I would've thought that anything to do with screenmem could be replaced without a problem? I always make sure everything from 7003A onwards remains intact.

[8bitbubsy]

Quote:

Originally Posted by MethodGit

Aaaah okay. So perhaps someone could point out the flaw in a couple of Flashtro's tutorials?

What Flahstro tutorial, specifically? Can you link it?
No, I don't know anything about it, but I want to see if a tut on Flashtro really would do such an obvious mistake.

[MethodGit]

Quote:

Originally Posted by 8bitbubsy

What Flahstro tutorial, specifically? Can you link it?
No, I don't know anything about it, but I want to see if a tut on Flashtro really would do such an obvious mistake.

Just a couple of them (Assassin, Whizz) use a trackloader routine to copy to $C0, which StingRay pointed out is not recommended.

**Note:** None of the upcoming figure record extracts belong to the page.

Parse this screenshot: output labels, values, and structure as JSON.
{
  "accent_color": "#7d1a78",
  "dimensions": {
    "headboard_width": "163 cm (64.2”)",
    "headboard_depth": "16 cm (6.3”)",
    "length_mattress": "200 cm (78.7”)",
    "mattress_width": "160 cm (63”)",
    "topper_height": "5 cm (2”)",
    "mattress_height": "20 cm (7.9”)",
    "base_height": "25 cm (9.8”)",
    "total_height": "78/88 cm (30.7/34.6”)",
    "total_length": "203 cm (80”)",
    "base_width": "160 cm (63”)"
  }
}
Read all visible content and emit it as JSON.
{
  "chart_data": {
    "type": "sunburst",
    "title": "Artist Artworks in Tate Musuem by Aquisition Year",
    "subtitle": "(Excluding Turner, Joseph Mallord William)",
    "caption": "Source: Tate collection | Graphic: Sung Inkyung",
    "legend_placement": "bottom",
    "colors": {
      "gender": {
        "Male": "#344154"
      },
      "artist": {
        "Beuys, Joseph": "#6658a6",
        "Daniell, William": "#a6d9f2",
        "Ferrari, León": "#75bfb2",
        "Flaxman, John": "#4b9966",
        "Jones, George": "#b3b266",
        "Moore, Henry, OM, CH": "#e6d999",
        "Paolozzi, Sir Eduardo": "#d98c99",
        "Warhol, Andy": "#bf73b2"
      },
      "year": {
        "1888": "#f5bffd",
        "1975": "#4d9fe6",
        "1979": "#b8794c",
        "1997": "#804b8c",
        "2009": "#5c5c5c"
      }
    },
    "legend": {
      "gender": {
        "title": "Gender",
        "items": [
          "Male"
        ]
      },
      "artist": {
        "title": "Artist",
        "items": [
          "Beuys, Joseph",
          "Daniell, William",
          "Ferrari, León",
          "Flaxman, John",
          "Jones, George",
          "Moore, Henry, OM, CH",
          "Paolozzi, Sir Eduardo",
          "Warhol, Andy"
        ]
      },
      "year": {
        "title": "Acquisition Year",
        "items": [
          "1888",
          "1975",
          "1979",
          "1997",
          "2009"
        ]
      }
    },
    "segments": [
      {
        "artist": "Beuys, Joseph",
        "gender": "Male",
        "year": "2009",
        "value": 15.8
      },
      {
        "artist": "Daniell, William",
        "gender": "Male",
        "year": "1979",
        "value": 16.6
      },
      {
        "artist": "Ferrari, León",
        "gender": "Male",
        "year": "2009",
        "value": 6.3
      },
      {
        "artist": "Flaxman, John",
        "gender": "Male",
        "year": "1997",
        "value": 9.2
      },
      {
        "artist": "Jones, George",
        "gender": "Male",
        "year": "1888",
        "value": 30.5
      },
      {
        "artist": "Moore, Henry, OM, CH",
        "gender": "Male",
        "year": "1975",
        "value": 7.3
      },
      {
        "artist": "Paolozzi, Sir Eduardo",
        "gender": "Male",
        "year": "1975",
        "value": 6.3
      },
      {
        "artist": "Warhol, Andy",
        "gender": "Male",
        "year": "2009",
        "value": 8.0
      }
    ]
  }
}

And now my last post looks funny due to my later words being combined into it.

[TCD]

Quote:

Originally Posted by MethodGit

And now my last post looks funny due to my later words being combined into it.

In case you haven't noticed : There's an edit button...

[StingRay]

Quote:

Originally Posted by MethodGit

Just a couple of them (Assassin, Whizz) use a trackloader routine to copy to $C0, which StingRay pointed out is not recommended.

Read carefully, I didn't say that using a trackloader to load data to low mem is bad, I wrote that using the trackdisk.device for that is a bad idea. With a normal hardware trackloader (which doesn't need any OS functions) you can load data to any address you want.